Just curious what the air drying time would be for 2x2x12 inch turning
blanks?


----------



## West River WoodWorks (Jun 4, 2013)

screaminskullcalls said:


> Just curious what the air drying time would be for 2x2x12 inch turning
> blanks?



It will depend on the type of wood it is, if its sealed in wax or anchor seal and where you will store it to dry.

I store my wet turning wood on a shelf near my shop ceiling all winter. This helps the blanks dry quicker then anywhere else in the shop. 
I seal all my turning wood in anchor seal to slow down the drying process and Hopefully prevent cracking/warping.
You could also build a small lightbulb kiln to speed up drying time.
Good luck with your drying process!
Tom


----------



## Treecycle Hardwoods (Jun 5, 2013)

screaminskullcalls said:


> Just curious what the air drying time would be for 2x2x12 inch turning
> blanks?



Many turners will turn their blanks wet because it is easier to turn them that way in addition the rough turned blanks will dry faster than a whole block of wood. As west river said you can put them up higher in the shop or build a light bulb kiln out of an old fridge/freezer to dry them faster. If you decide to rought turn the blanks leave them about thick (about 1/10 of the diameter) so a 10" bowl should be left 1" thick when rough turned. A 12" bowl should be 1.2" thick and so on. After rough turning you can seal the blank or put in into a paper bag with some of the shavings that came from the bowl. 

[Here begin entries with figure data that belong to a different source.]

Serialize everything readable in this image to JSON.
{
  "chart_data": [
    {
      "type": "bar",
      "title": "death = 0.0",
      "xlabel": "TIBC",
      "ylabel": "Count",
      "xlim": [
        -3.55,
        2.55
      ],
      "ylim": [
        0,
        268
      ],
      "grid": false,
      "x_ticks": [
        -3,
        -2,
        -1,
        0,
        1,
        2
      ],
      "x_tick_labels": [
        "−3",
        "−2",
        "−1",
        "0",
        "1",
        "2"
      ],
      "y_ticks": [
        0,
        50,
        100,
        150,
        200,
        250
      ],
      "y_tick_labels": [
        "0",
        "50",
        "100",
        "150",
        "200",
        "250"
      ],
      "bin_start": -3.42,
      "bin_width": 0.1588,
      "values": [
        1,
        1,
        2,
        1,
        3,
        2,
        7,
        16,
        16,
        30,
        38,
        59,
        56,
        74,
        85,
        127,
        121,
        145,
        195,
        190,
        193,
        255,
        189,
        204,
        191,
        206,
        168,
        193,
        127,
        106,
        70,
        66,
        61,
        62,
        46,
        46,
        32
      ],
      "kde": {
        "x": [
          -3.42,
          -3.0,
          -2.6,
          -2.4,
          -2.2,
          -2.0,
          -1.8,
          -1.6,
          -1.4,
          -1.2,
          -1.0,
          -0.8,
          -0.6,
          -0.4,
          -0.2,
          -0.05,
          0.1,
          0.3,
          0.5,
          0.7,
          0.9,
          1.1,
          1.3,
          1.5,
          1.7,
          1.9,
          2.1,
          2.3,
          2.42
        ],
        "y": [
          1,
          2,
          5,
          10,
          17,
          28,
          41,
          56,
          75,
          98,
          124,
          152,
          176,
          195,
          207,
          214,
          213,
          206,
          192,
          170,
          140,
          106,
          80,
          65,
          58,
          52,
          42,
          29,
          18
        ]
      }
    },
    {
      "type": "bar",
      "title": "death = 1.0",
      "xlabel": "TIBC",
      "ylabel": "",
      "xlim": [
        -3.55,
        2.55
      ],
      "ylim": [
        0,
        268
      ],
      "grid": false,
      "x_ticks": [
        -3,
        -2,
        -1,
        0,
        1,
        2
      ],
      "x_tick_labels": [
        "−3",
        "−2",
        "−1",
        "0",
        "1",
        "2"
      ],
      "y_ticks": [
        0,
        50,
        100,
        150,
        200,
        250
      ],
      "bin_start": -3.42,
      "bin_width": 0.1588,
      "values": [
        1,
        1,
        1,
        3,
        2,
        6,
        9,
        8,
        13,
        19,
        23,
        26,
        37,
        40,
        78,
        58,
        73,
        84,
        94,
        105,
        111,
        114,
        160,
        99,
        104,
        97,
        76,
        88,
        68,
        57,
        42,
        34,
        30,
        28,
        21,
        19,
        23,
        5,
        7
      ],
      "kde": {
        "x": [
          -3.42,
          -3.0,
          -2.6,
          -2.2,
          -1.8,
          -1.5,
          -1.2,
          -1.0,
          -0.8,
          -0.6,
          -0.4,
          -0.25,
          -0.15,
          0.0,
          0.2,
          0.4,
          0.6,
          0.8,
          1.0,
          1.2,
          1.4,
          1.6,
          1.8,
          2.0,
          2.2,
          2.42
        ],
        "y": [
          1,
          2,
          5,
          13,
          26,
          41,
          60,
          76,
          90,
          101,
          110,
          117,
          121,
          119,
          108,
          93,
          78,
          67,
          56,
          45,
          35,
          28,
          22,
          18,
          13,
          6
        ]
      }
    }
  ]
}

If you are looking to sell your blocks to wood turners seal them with anchorseal or other wax based sealer and start advertising them as sealed green. Almost all turners will expect the blanks they buy to be green or partly green and very few will want a completly dry blank.


----------



## screaminskullcalls (Jun 6, 2013)

Thanks for the info. I have a few fresh cut cherry logs about 12" diameter x 15" long. I sealed the ends about 4 hours after cutting, but planned on having them cut 2" thick slabs to help drying time. I may look into that light bulb kiln.


----------